The novella Distances by Vandana Singh is Volume 23 in the “Conversation Pieces” series from Aqueduct Press. It won the 2008 Carl Brandon Society Parallax Award and was on the Honor List for the 2009 James Tiptree, Jr. Award, now renamed The Otherwise Award. I’d read and liked other fiction by Singh, and always enjoyed listening to her on panels, so that plus the awards got me to pick up the book.
“Distances, a story of science, art, and deception, is fascinating far-future science fiction, set in a desert city. For Anasuya, mathematics was experiential, a sixth sense that bared before her the harmonies, natural and artificial, that formed the sub-text of the world. So when mathematicians from the planet Tirana, 18 light-years-distant, ask Anasuya’s help in solving a series of equations, she finds the new geometrical space they present her with intriguing. But as she explores…she soon comes to suspect that it represents an actual physical system, and that the equations she is being asked to solve have a significance the Tiranis are concealing.”
It’s pure science fiction, but also boundlessly thematic within its short length. The theme is almost fractal in the way it’s presented. There are examples of physical distance, cultural distance, emotional distance, intellectual distance…and different ways people try and fail, or imperfectly succeed, to cross those distances. To me, this is a melancholy book, and one I’ll be thinking of for a long time.
Anasuya is from the Sagara region, adapted to live in a water/saltmarsh environment; she has gills and green skin caused by adaptive siloforms in her skin and spiroforms in her blood, though her people are not otherwise overly technological. She’s left her home for the City on the other side of the planet, distancing herself from her family and childhood friends for the sake of mathematics, which in this story are space/time equations far beyond what we think of as math. Anasuya is able to experience mathematics in an almost virtual reality way, unlike anyone else. Her mother is dead, a distance no one can cross, even in memory. Living among City strangers who don’t look like her, situated in a hot and dry desert environment, she’s distanced even from the members of her own polyamorous house. Within that pentad, her partner Silaf is distanced from the others by her attachment to a dead former lover.
On a larger scale, the visitors from Tirana are both physically and culturally distant from anyone on the planet Sura where Anasuya lives. At sublight speed, they traveled eighteen years to reach the Temple of Mathematical Arts. The distance is increased because the Tiranans only give Anasuya some of the facts about the work they’re asking her to perform.

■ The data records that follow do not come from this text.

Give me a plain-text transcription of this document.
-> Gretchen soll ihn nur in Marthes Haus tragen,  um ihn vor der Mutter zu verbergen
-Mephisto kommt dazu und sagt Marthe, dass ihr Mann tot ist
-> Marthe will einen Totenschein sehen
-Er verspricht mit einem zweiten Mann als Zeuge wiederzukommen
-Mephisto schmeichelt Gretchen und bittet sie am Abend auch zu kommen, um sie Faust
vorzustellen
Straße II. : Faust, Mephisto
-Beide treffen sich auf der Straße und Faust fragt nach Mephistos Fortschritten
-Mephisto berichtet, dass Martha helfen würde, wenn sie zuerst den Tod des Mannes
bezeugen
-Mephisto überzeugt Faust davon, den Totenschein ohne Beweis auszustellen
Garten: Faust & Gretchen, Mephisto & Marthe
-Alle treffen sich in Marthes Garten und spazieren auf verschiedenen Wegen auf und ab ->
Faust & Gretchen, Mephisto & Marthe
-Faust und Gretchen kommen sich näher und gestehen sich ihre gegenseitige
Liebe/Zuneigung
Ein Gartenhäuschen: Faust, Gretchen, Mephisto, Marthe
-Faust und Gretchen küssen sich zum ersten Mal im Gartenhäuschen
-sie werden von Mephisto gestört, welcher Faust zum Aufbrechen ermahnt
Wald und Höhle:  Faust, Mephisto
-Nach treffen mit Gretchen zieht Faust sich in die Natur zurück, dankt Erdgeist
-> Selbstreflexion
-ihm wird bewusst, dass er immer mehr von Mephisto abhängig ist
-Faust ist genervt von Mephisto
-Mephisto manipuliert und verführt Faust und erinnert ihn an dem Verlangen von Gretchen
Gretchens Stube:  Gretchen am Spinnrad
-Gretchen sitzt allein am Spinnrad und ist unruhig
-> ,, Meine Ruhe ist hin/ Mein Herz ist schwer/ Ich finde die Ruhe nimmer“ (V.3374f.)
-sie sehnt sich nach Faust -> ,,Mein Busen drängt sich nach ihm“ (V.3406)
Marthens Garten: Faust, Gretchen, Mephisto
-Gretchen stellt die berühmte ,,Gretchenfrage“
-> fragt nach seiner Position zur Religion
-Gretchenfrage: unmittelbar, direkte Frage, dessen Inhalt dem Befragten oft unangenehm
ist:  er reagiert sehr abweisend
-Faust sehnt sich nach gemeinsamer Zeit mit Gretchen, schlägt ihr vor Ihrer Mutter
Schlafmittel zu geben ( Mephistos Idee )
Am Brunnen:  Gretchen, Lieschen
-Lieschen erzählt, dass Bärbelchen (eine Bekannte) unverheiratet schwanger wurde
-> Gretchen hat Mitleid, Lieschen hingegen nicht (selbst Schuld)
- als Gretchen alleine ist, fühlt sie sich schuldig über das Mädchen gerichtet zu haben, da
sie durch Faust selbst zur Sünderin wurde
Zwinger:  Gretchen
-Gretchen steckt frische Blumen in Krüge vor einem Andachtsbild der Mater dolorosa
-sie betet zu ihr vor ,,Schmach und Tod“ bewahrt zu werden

As the story progresses, Anasuya becomes distanced, both physically and intellectually, from herself and from her own past; but she discovers a new future for herself. My favorite part of the story is that the Sagarans always end their poems with the phrase, “My poem is incomplete.” There’s so much in Distances to think about, that I am very sure my review is incomplete.
Every time I read reviews of SFF books, I realize that they are deeply philosophical in a way that romance novels rarely are. So I especially appreciate romances that explore things below the surface and think about them.
This is definitely the sort of book that rewards re-reading.